One example where this might be particularly problematic, said Fitterer, is if a company incurs too much debt and growth slows. “Then, they might have a hard time servicing that debt,” he said. “To accommodate for this risk, focusing on quality and looking for corporate balance sheet flexibility could be beneficial to investors.”
When risks increase, discount rates — what investors use to value future cash flows — usually rise, he said.
“Many of our portfolio managers are seeking to upgrade the quality of their portfolios to help soften the blow of rising discount rates,” Fitterer said. “This should help fundamental security selection in driving returns.”
Riding the wave of market volatility
With change, both outlooks caution, comes uncertainty. The Institute expects more volatility in economic activity in 2019, which could also lead to more financial market volatility.
But not bowing out of the market, McMillion said, is key.
“Staying invested with a diversified portfolio throughout full market cycles has its advantages, even though it might not seem like it at the time,” she said.
A recent survey (PDF) by Wells Fargo Institutional Retirement and Trust found just over half of investors — 56 percent — believed “the Great Recession of 2008 taught me the value of diversification as a way to ride out market ups and downs.”
“We don’t want investors paralyzed by fear,” McMillion said. “Our guidance is focused on making sure investors are aware of these specific shifts so they can prepare in advance and not just manage the risks, but also take advantage of the opportunities.”
Managing risk and uncovering opportunities through such change can be taxing, both outlooks conclude, but also rewarding to investors who stay engaged.
“Without a recession in sight, U.S. equities should continue to perform well,” McMillion said. “And market swings aren’t a signal of the end of the cycle, but rather a good opportunity to deploy cash.

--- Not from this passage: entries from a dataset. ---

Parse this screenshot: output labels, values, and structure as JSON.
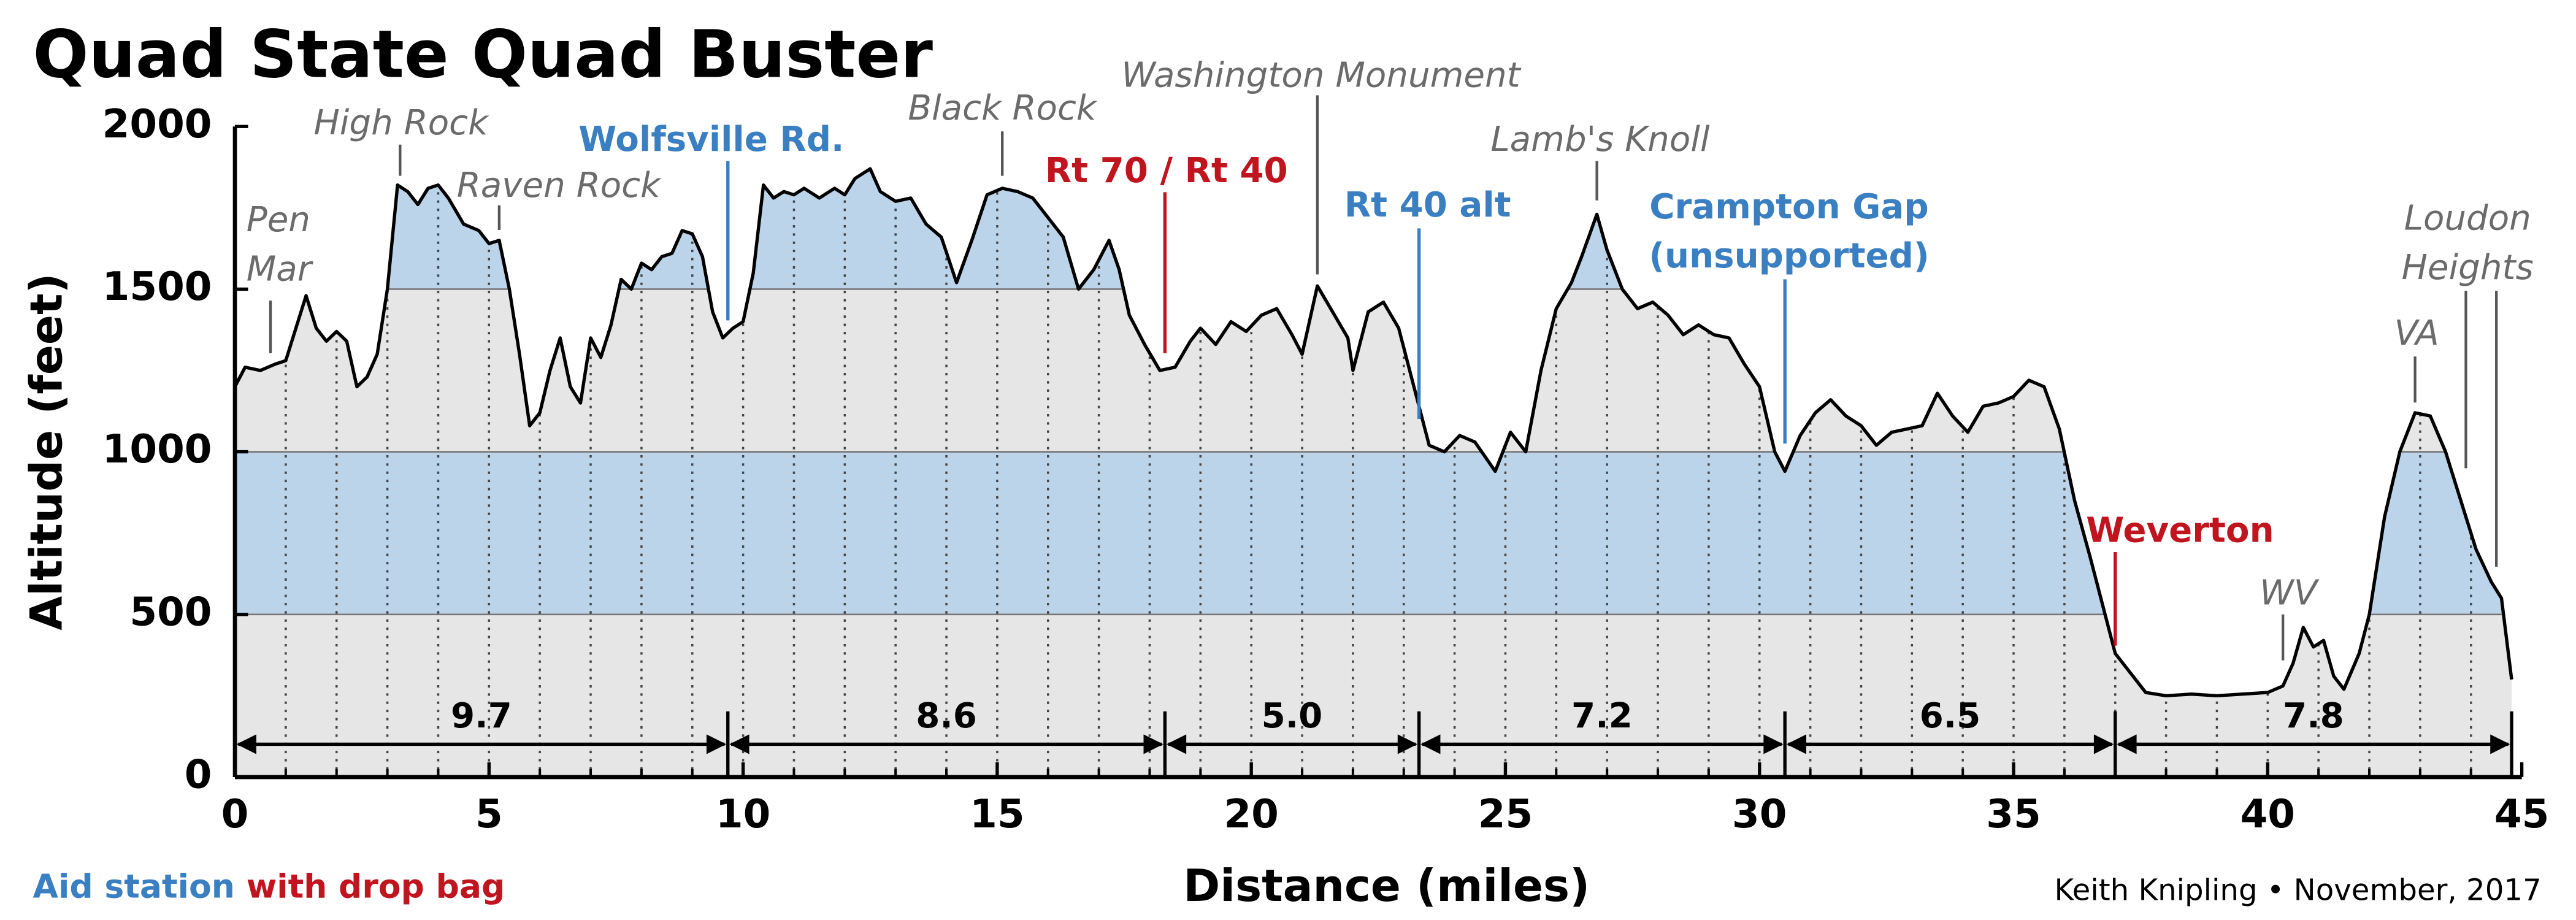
{
  "chart_data": {
    "type": "area",
    "title": "Quad State Quad Buster",
    "xlabel": "Distance  (miles)",
    "ylabel": "Altitude  (feet)",
    "credit": "Keith Knipling • November, 2017",
    "xlim": [
      0,
      45
    ],
    "ylim": [
      0,
      2000
    ],
    "xticks": [
      0,
      5,
      10,
      15,
      20,
      25,
      30,
      35,
      40,
      45
    ],
    "xminorticks": [
      1,
      2,
      3,
      4,
      6,
      7,
      8,
      9,
      11,
      12,
      13,
      14,
      16,
      17,
      18,
      19,
      21,
      22,
      23,
      24,
      26,
      27,
      28,
      29,
      31,
      32,
      33,
      34,
      36,
      37,
      38,
      39,
      41,
      42,
      43,
      44
    ],
    "yticks": [
      0,
      500,
      1000,
      1500,
      2000
    ],
    "grid": true,
    "fill_color": "#e6e6e6",
    "band_color": "#bcd4ea",
    "line_color": "#000000",
    "bands": [
      [
        500,
        1000
      ],
      [
        1500,
        2000
      ]
    ],
    "x": [
      0,
      0.2,
      0.5,
      0.8,
      1.0,
      1.2,
      1.4,
      1.6,
      1.8,
      2.0,
      2.2,
      2.4,
      2.6,
      2.8,
      3.0,
      3.2,
      3.4,
      3.6,
      3.8,
      4.0,
      4.2,
      4.5,
      4.8,
      5.0,
      5.2,
      5.4,
      5.6,
      5.8,
      6.0,
      6.2,
      6.4,
      6.6,
      6.8,
      7.0,
      7.2,
      7.4,
      7.6,
      7.8,
      8.0,
      8.2,
      8.4,
      8.6,
      8.8,
      9.0,
      9.2,
      9.4,
      9.6,
      9.8,
      10.0,
      10.2,
      10.4,
      10.6,
      10.8,
      11.0,
      11.2,
      11.5,
      11.8,
      12.0,
      12.2,
      12.5,
      12.7,
      13.0,
      13.3,
      13.6,
      13.9,
      14.2,
      14.5,
      14.8,
      15.1,
      15.4,
      15.7,
      16.0,
      16.3,
      16.6,
      16.9,
      17.2,
      17.4,
      17.6,
      17.9,
      18.2,
      18.5,
      18.8,
      19.0,
      19.3,
      19.6,
      19.9,
      20.2,
      20.5,
      20.8,
      21.0,
      21.3,
      21.6,
      21.9,
      22.0,
      22.3,
      22.6,
      22.9,
      23.2,
      23.5,
      23.8,
      24.1,
      24.4,
      24.8,
      25.1,
      25.4,
      25.7,
      26.0,
      26.3,
      26.5,
      26.8,
      27.0,
      27.3,
      27.6,
      27.9,
      28.2,
      28.5,
      28.8,
      29.1,
      29.4,
      29.7,
      30.0,
      30.3,
      30.5,
      30.8,
      31.1,
      31.4,
      31.7,
      32.0,
      32.3,
      32.6,
      32.9,
      33.2,
      33.5,
      33.8,
      34.1,
      34.4,
      34.7,
      35.0,
      35.3,
      35.6,
      35.9,
      36.2,
      36.5,
      36.8,
      37.0,
      37.3,
      37.6,
      38.0,
      38.5,
      39.0,
      39.5,
      40.0,
      40.3,
      40.5,
      40.7,
      40.9,
      41.1,
      41.3,
      41.5,
      41.8,
      42.0,
      42.3,
      42.6,
      42.9,
      43.2,
      43.5,
      43.8,
      44.1,
      44.4,
      44.6,
      44.8
    ],
    "values": [
      1200,
      1260,
      1250,
      1270,
      1280,
      1380,
      1480,
      1380,
      1340,
      1370,
      1340,
      1200,
      1230,
      1300,
      1500,
      1820,
      1800,
      1760,
      1810,
      1820,
      1780,
      1700,
      1680,
      1640,
      1650,
      1500,
      1300,
      1080,
      1120,
      1250,
      1350,
      1200,
      1150,
      1350,
      1290,
      1390,
      1530,
      1500,
      1580,
      1560,
      1600,
      1610,
      1680,
      1670,
      1600,
      1430,
      1350,
      1380,
      1400,
      1550,
      1820,
      1780,
      1800,
      1790,
      1810,
      1780,
      1810,
      1790,
      1840,
      1870,
      1800,
      1770,
      1780,
      1700,
      1660,
      1520,
      1650,
      1790,
      1810,
      1800,
      1780,
      1720,
      1660,
      1500,
      1560,
      1650,
      1560,
      1420,
      1330,
      1250,
      1260,
      1340,
      1380,
      1330,
      1400,
      1370,
      1420,
      1440,
      1360,
      1300,
      1510,
      1430,
      1350,
      1250,
      1430,
      1460,
      1380,
      1200,
      1020,
      1000,
      1050,
      1030,
      940,
      1060,
      1000,
      1250,
      1440,
      1520,
      1600,
      1730,
      1620,
      1500,
      1440,
      1460,
      1420,
      1360,
      1390,
      1360,
      1350,
      1270,
      1200,
      1000,
      940,
      1050,
      1120,
      1160,
      1110,
      1080,
      1020,
      1060,
      1070,
      1080,
      1180,
      1110,
      1060,
      1140,
      1150,
      1170,
      1220,
      1200,
      1070,
      850,
      680,
      500,
      380,
      320,
      260,
      250,
      255,
      250,
      255,
      260,
      280,
      350,
      460,
      400,
      420,
      310,
      270,
      380,
      500,
      800,
      1000,
      1120,
      1110,
      1000,
      850,
      700,
      600,
      550,
      300
    ],
    "legend": [
      {
        "name": "Aid station",
        "color": "#3a7fc1"
      },
      {
        "name": "with drop bag",
        "color": "#c0141e"
      }
    ],
    "place_color": "#6b6b6b",
    "annotations": [
      {
        "lines": [
          "Pen",
          "Mar"
        ],
        "x": 0.7,
        "style": "place"
      },
      {
        "lines": [
          "High Rock"
        ],
        "x": 3.25,
        "style": "place"
      },
      {
        "lines": [
          "Raven Rock"
        ],
        "x": 5.2,
        "style": "place"
      },
      {
        "lines": [
          "Wolfsville Rd."
        ],
        "x": 9.7,
        "style": "aid"
      },
      {
        "lines": [
          "Black Rock"
        ],
        "x": 15.1,
        "style": "place"
      },
      {
        "lines": [
          "Rt 70 / Rt 40"
        ],
        "x": 18.3,
        "style": "drop"
      },
      {
        "lines": [
          "Washington Monument"
        ],
        "x": 21.3,
        "style": "place"
      },
      {
        "lines": [
          "Rt 40 alt"
        ],
        "x": 23.3,
        "style": "aid"
      },
      {
        "lines": [
          "Lamb's Knoll"
        ],
        "x": 26.8,
        "style": "place"
      },
      {
        "lines": [
          "Crampton Gap",
          "(unsupported)"
        ],
        "x": 30.5,
        "style": "aid"
      },
      {
        "lines": [
          "Weverton"
        ],
        "x": 37.0,
        "style": "drop"
      },
      {
        "lines": [
          "WV"
        ],
        "x": 40.3,
        "style": "place"
      },
      {
        "lines": [
          "VA"
        ],
        "x": 42.9,
        "style": "place"
      },
      {
        "lines": [
          "Loudon",
          "Heights"
        ],
        "x": [
          43.9,
          44.5
        ],
        "style": "place"
      }
    ],
    "segments": {
      "stations": [
        0,
        9.7,
        18.3,
        23.3,
        30.5,
        37.0,
        44.8
      ],
      "values": [
        9.7,
        8.6,
        5,
        7.2,
        6.5,
        7.8
      ],
      "value_labels": [
        "9.7",
        "8.6",
        "5.0",
        "7.2",
        "6.5",
        "7.8"
      ]
    }
  }
}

A well-diversified global portfolio with all four asset groups — equities, fixed income, real assets, and alternative investments — can help to smooth market volatility.”
“As in baseball, some long games can turn into many extra innings, exhausting fans,” Jacobsen said. “But, if you have the right tools and risk-minded outlook, you can confidently navigate your way through.”
Stocks may fluctuate in response to general economic and market conditions, the prospects of individual companies, and industry sectors. Foreign investing has additional risks including those associated with currency fluctuation, political and economic instability, and different accounting standards. Mid-cap stocks are generally more volatile, subject to greater risks and are less liquid than large company stocks. Bonds are subject to interest rate, credit/default, liquidity, inflation and other risks. Prices tend to be inversely affected by changes in interest rates.
Alternative investments carry specific investor qualifications which can include high income and net-worth requirements as well as relatively high investment minimums. They are complex investment vehicles which generally have high costs and substantial risks. The high expenses often associated with these investments must be offset by trading profits and other income. They tend to be more volatile than other types of investments and present an increased risk of investment loss. There may also be a lack of transparency as to the underlying assets. Other risks may apply as well, depending on the specific investment product.
Diversification cannot eliminate the risk of fluctuating prices and uncertain returns.